Cousin maladroit aux pattes démesurées, son pépin transparent lui tenait lieu d’ailes. Il sautillait entre les flaques, amusé de ces nuages lourds qui soudain s’attribuaient le territoire.

Oui toi oui toi, c’est aujourd’hui ton bain! lui souffla la sauvage.

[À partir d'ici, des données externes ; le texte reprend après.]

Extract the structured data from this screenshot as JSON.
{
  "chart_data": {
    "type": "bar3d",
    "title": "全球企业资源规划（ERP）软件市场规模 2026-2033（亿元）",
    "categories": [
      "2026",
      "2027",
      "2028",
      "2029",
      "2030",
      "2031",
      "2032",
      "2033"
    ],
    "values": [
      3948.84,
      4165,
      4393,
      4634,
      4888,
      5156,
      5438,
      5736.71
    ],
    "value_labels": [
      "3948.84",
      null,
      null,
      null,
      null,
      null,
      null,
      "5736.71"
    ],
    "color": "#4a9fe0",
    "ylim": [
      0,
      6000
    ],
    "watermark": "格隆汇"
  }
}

Et, s’emparant du pauvre pékin et de la ville trop chaude déversa, mère exigeante, ses torrents d’eau sur ses narcissiques enfants.

 

« bidule ! »

4 Sep

« bidule ! »
Il l’avait crié du fond du couloir qui menait aux toilettes.
Hagards, les trois costumés s’étaient retournés, rouge, honteux. Pas devant eux, non, pas devant.
Il devenait si doux, si complice l’Homme quand il me l’accordait, ce surnom. Le soir, en tête-à-tête. C’était si bon ces nuits ensemble qui n’en finissaient pas, où l’on se tordait, excités, fatigués… Cette union avec un si brillant –et si riche ! – cerveau… Ces chiffres et ces mots qui glissaient en boucle le long de nos nerfs affleurés, ses soupirs, mes pleurs, nos sueurs qui se mêlaient dans ce bureau moelleux aux relents de take always… Cette fatigue qui me prenait, m’emportait, avec ses yeux papillons collés à mon écran, et ce paternel « bidule, t’es un brave, rentre te coucher, il est cinq heures, je relie l’ensemble et j’envoie ça », que le senior partner m’adressait, la main posée sur mon épaule froissée, « c’est bien, mon grand, ton stage finit quand ? on te prendra en junior, tu verras»

Le costard bien taillé

30 Mai

Les yeux en boule rouge et noir il n’en croit rien de ce reflet,
ce visage froissé de nuits perdues dans un repli de canapé.
Le noie de gomina, l’embaume et le met en bière dans son gris trop repassé
Il fait sautiller son pli amer qui montre les dents trop usées,
l’avancement c’est du passé
Il se ficèle d’une cravate comme on va à l’échafaud
On est de réunion, il y aura du public
les scribouilleurs ont remplacé les tricoteuses

Un homme à ronger

15 Avr

Il claqua la porte de son bureau, à double tour il osait
Il lui fallait un fémur, une fêlure
un plus petit, un plus faible.
Un homme à lécher d’une petite musique d’acier d’une fine langue acérée.
Un crochet du venin droit.
Un homme à ranger aux tréfonds d’un placard, ça l’enivrait.
Plus qu’une pichenette et il sombrerait.
Il se ressaisit, leva le pouce d’un sourire indulgent et le dessaisît du travail.
Dehors, homme nu !
Il laisserait aux autres le soin du dernier geste. Il n’était pas Dieu après tout, et ici pas de paradis.